Apple is progressively shifting its smartphone production to India, with projections indicating a significant impact on global iPhone shipments. Analyst Ming-Chi Kuo anticipates that iPhones manufactured in India will constitute 12-14% of worldwide shipments in 2023, a figure expected to escalate further in the subsequent year.
Under optimistic conditions, Kuo envisions Apple elevating the share of Indian-made iPhone shipments to an impressive 20-25% of the global volume in 2024. This aligns with a previous JPMorgan forecast, indicating that Apple could potentially shift 25% of its total iPhone production to India by 2025.
Foxconn currently dominates 75-80% of iPhone production capacity in India, but Kuo foresees a shift with Indian conglomerate Tata Group entering the scene through Wistron’s production line. Notably, Kuo predicts Apple’s groundbreaking move of initiating mass production of the standard iPhone 17 in India, marking the first time a new iPhone model undergoes production development outside of China. The choice, according to Kuo, is driven by the model’s less complex design, minimizing potential risks.
As Apple expands its iPhone production footprint in India, a consequential decline in output from Chinese factories is expected. Kuo estimates that by 2024, Foxconn’s production capacity in Zhengzhou and Taiyuan, China, will contract by 35-45% and 75-85%, respectively.

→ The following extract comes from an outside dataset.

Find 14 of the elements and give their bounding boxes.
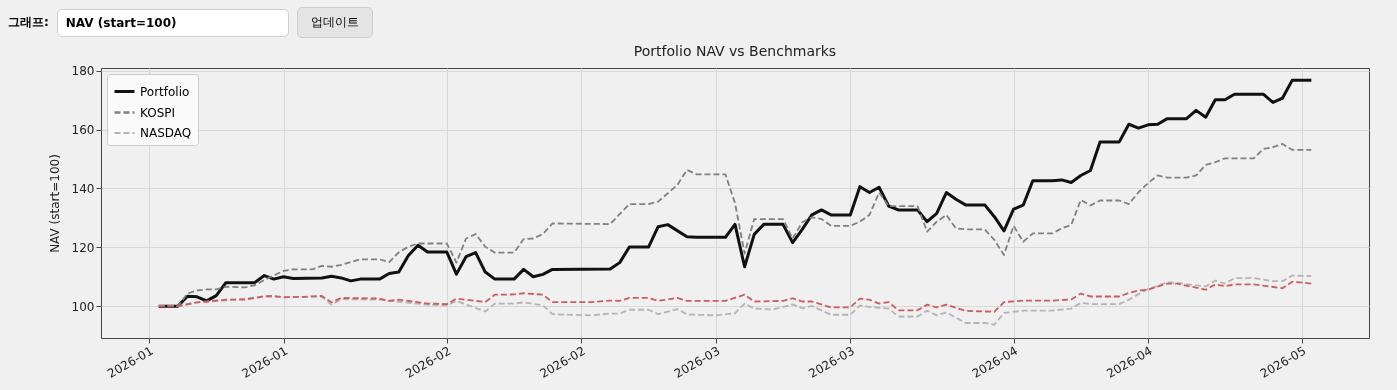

Beyond manufacturing considerations, Kuo emphasizes the strategic advantages of this shift for Apple in fostering a stronger relationship with the Indian government. This maneuver is poised to bolster iPhone sales and overall Apple product adoption in the burgeoning Indian market. Apple’s calculated move toward localization aligns with broader industry trends and underscores the company’s commitment to diversifying its production landscape for sustained global growth.